Il y a peu encore, la question
des réfugié-es de Calais et
des environs n’était pas encore aussi précisément traitée dans les médias nationaux qu’elle l’a été par la suite,
ni avec autant de souci de l’écoute
des associations à l’œuvre
sur le terrain dont certains ont fait preuve. Pourtant, la situation actuelle n’est que l’amplification de ce qui
se passe depuis si longtemps…
Depuis janvier 2016, l’attention sur ce qui se passe dans cette zone, devenue de fait une frontière britannique sur le sol français, a considérablement augmenté, en raison des tensions croissantes autour de ce que les représentants de l’État nomment pudiquement « la lande sud de la zone industrielle des Dunes », et que les réfugié-es(1) nomment pour leur part « jungle ». C’est-à-dire un immense bidonville, où s’entassent des milliers d’hommes, et quelques centaines de femmes et d’enfants qui ont fui leur pays d’origine devenu invivable. Ce n’est pas le seul. D’autres bidonvilles moins importants existent à Grande-Synthe, non loin du port de Dunkerque, et autour de Norrent-Fontes, à proximité de l’autoroute A26 menant à Calais, mais à l’intérieur des terres.

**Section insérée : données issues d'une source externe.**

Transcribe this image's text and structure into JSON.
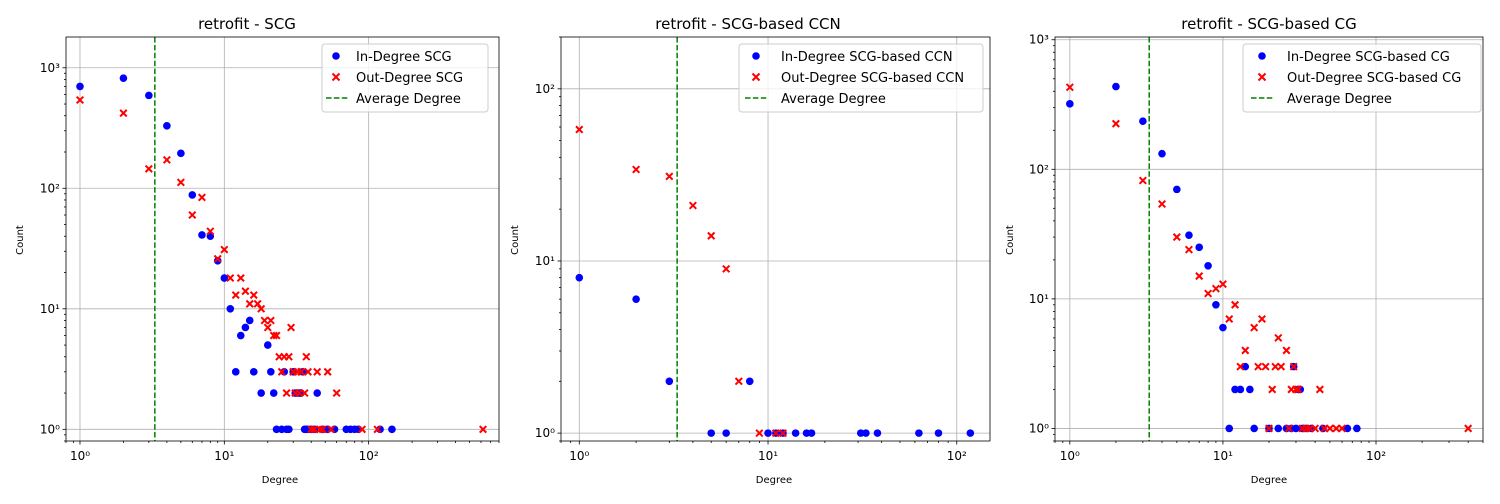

Celui de Calais présente toutefois la particularité d’avoir résulté d’une politique délibérée de l’État qui, à partir de mars-avril 2015, a multiplié les expulsions de réfugié-es auparavant disséminé-es dans de nombreux squats à Calais et aux environs, pour les inciter à venir se rassembler sur cet immense terrain vague à l’est de Calais, à quelques kilomètres du port, et plus loin encore du tunnel sous la Manche. Il s’agissait, d’une part, de « faire disparaître le problème » de la vue des habitant-es du Calaisis, dont les élu-es de tout bord s’agitent de longue date pour que l’État vienne en aide aux communes touchées par ledit « problème », qui en effet n’est pas neuf, tant s’en faut ! Mais sûrement aussi, en les concentrant ainsi dans cette zone, d’en faciliter le contrôle par les forces de police, comme semble le démontrer le déploiement actuel de forces policières pour raser ce bidonville et « persuader » les réfugié-es d’accepter de partir de Calais pour un accueil en « centre d’accueil et d’orientation » d’une région éloignée, à la capacité improbable de leur apporter une aide véritable, vu l’improvisation dans laquelle ils sont créés.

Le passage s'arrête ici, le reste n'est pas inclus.